London Eye

… curiosità… Il London Eye è la ruota panoramica più alta dell’emisfero settentrionale. Nel complesso, incluso il perno alto 23 m, la ruota ha un peso pari a più di 20 volte quello della campana del Big Ben.

E’ difficile ricordare quale fosse l’aspetto di Londra prima del 2000, quando all’estremità sud-occidentale dei Jubilee Gardens fu inaugurato il London Eye (il cui nome ufficiale è EDF Energy London Eye). Non solo questa ruota panoramica alta 135 m ha completamente modificato lo skyline della South Bank, un quartiere poco sviluppato in altezza, ma è visibile anche da altre zone della città (per esempio Kennington, Mayfair e Honor Oak Park).

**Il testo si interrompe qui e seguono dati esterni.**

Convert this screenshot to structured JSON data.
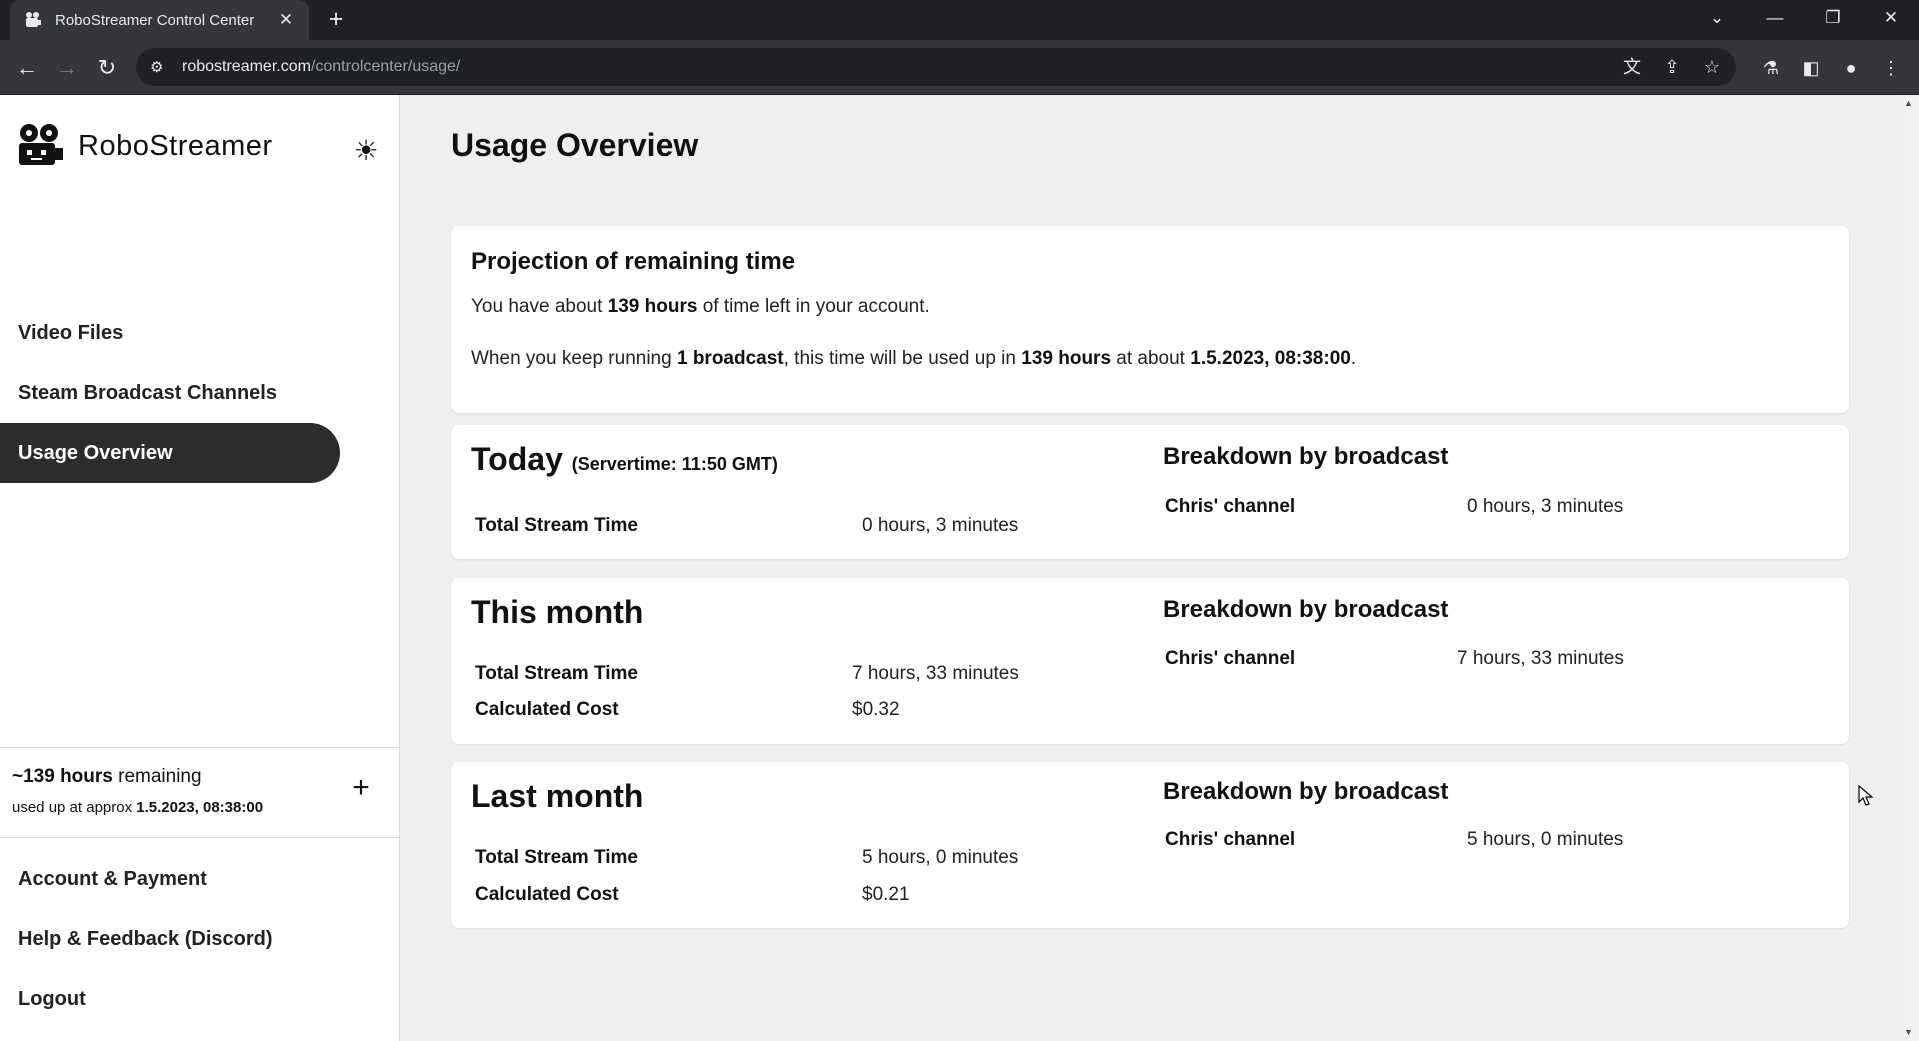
{
  "browser": {
    "tab_title": "RoboStreamer Control Center",
    "favicon": "robot-icon",
    "url_host": "robostreamer.com",
    "url_path": "/controlcenter/usage/"
  },
  "sidebar": {
    "brand_name": "RoboStreamer",
    "nav": [
      {
        "label": "Video Files"
      },
      {
        "label": "Steam Broadcast Channels"
      },
      {
        "label": "Usage Overview",
        "active": true
      }
    ],
    "remaining": {
      "hours": "~139 hours",
      "suffix": " remaining",
      "used_up_prefix": "used up at approx ",
      "used_up_date": "1.5.2023, 08:38:00"
    },
    "bottom_nav": [
      {
        "label": "Account & Payment"
      },
      {
        "label": "Help & Feedback (Discord)"
      },
      {
        "label": "Logout"
      }
    ]
  },
  "main": {
    "title": "Usage Overview",
    "projection": {
      "heading": "Projection of remaining time",
      "line1": {
        "a": "You have about ",
        "b": "139 hours",
        "c": " of time left in your account."
      },
      "line2": {
        "a": "When you keep running ",
        "b": "1 broadcast",
        "c": ", this time will be used up in ",
        "d": "139 hours",
        "e": " at about ",
        "f": "1.5.2023, 08:38:00",
        "g": "."
      }
    },
    "today": {
      "heading": "Today",
      "servertime": "(Servertime: 11:50 GMT)",
      "total_label": "Total Stream Time",
      "total_value": "0 hours, 3 minutes",
      "breakdown_title": "Breakdown by broadcast",
      "channel": "Chris' channel",
      "channel_value": "0 hours, 3 minutes"
    },
    "this_month": {
      "heading": "This month",
      "total_label": "Total Stream Time",
      "total_value": "7 hours, 33 minutes",
      "cost_label": "Calculated Cost",
      "cost_value": "$0.32",
      "breakdown_title": "Breakdown by broadcast",
      "channel": "Chris' channel",
      "channel_value": "7 hours, 33 minutes"
    },
    "last_month": {
      "heading": "Last month",
      "total_label": "Total Stream Time",
      "total_value": "5 hours, 0 minutes",
      "cost_label": "Calculated Cost",
      "cost_value": "$0.21",
      "breakdown_title": "Breakdown by broadcast",
      "channel": "Chris' channel",
      "channel_value": "5 hours, 0 minutes"
    }
  },
  "colors": {
    "active_nav_bg": "#2c2c2c",
    "page_bg": "#efefef",
    "card_bg": "#ffffff"
  }
}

Un giro – o un ‘volo‘, com’è chiamato qui – in una delle sue 32 navicelle trasparenti (che possono ospitare 28 persone l’una) è un’esperienza fatta da ben 3.5 milioni di persone all’anno. Nei periodi di punta (luglio, agosto e vacanze scolastiche) vi sembrerà che tutti, ma proprio tutti, stiano facendo la coda insieme a voi; risparmiate tempo e denaro acquistando i biglietti online. In alternativa andateci prima delle 11 o dopo le 15 per evitare il picco di massima affluenza.

La ruota completa la sua lenta rotazione in 30 minuti e, tempo permettendo, consente ai passeggeri di ammirare un panorama per 25 miglia (40 km) in ogni direzione.

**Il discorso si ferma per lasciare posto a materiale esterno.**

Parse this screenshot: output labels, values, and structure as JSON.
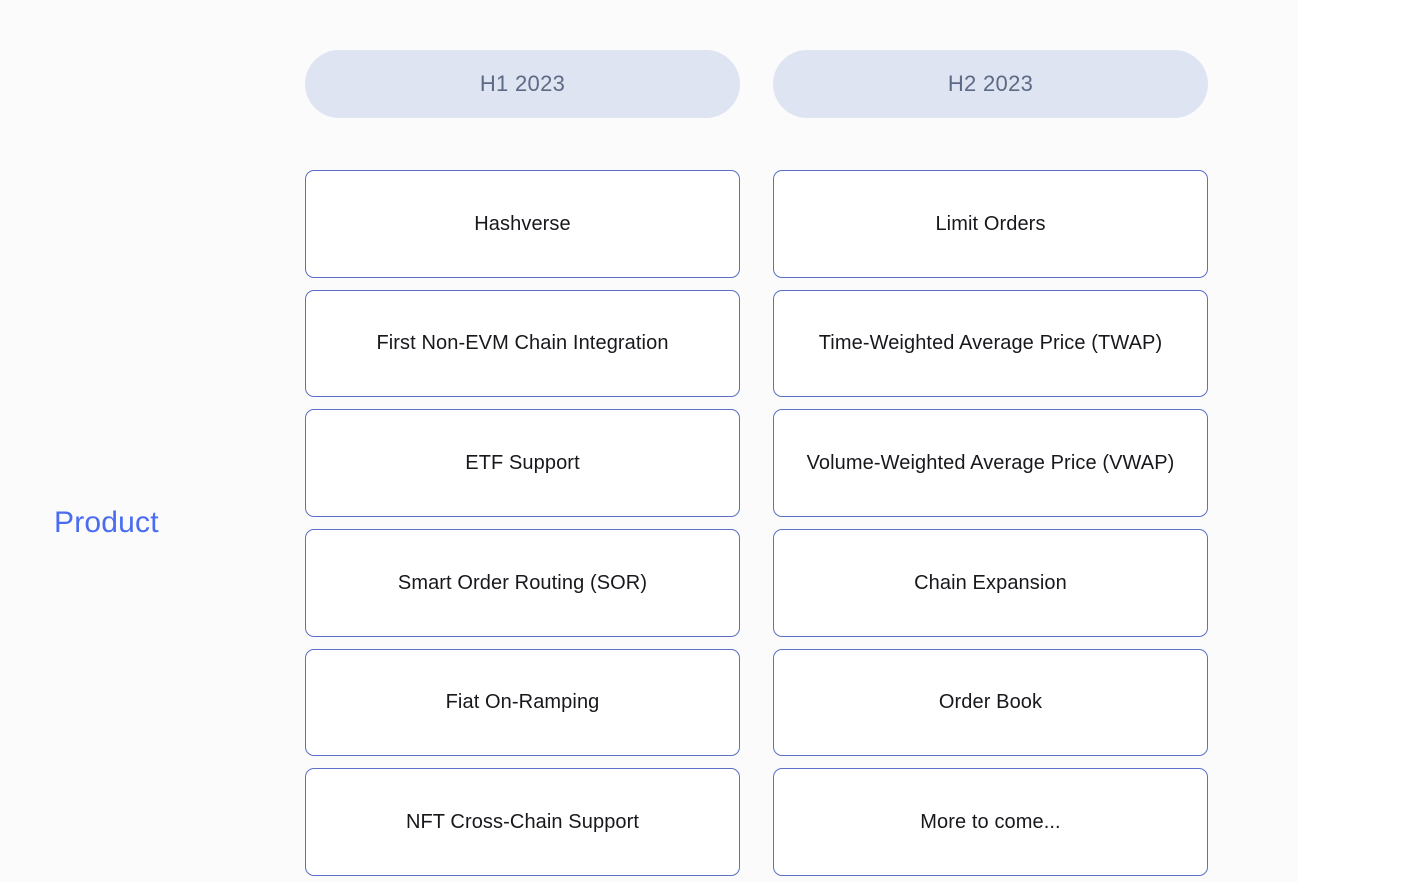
{
  "row": {
    "label": "Product"
  },
  "columns": [
    {
      "header": "H1 2023"
    },
    {
      "header": "H2 2023"
    }
  ],
  "cards": {
    "h1_2023": [
      {
        "label": "Hashverse"
      },
      {
        "label": "First Non-EVM Chain Integration"
      },
      {
        "label": "ETF Support"
      },
      {
        "label": "Smart Order Routing (SOR)"
      },
      {
        "label": "Fiat On-Ramping"
      },
      {
        "label": "NFT Cross-Chain Support"
      }
    ],
    "h2_2023": [
      {
        "label": "Limit Orders"
      },
      {
        "label": "Time-Weighted Average Price (TWAP)"
      },
      {
        "label": "Volume-Weighted Average Price (VWAP)"
      },
      {
        "label": "Chain Expansion"
      },
      {
        "label": "Order Book"
      },
      {
        "label": "More to come..."
      }
    ]
  },
  "colors": {
    "panel_background": "#fbfbfc",
    "page_background": "#ffffff",
    "row_label_text": "#4a6cf0",
    "header_pill_background": "#dee4f2",
    "header_pill_text": "#5d6a85",
    "card_border": "#5b6fc9",
    "card_background": "#ffffff",
    "card_text": "#17181c"
  }
}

  • L’ingresso all’attrazione è a pagamento: £ 30 (prezzo per adulto, nonostante sono diverse le formule di acquisto per risparmiare qualcosa); £ 24 (prezzo per bambino).
  • L’orario di visita: 10-20.30/21/21.30.
  • Fermata Underground Waterloo.

Il primo incontro con la ruota risale a circa undici anni fa (ndr 2008 – mi scuso per la scarsa qualità della foto)… In un tardo pomeriggio di agosto vidi lo scintillare delle luci in lontananza e lo scorrere frenetico della città non riuscendo però a distinguere zone e punti d’interesse! Ciò nonostante, l’Amore per Londra iniziava a crescere, proprio da questo viaggio…

Il ‘replay‘ è datato circa tre mesi fa… Tarda mattinata (ndr geniale idea – ironia ai massimi livelli – quella di prendere il bus numero 11 da Fulham Road – visto che non si arrivava mai), Big Ben in ristrutturazione, cielo che minacciava pioggia ma una conoscenza della città a dir poco sbalorditiva (ndr ‘me la canto e me la suono‘)! E’ stato piacevole tornare qui con Erika malgrado il tempo non sia stato, in questo frangente, nostro alleato.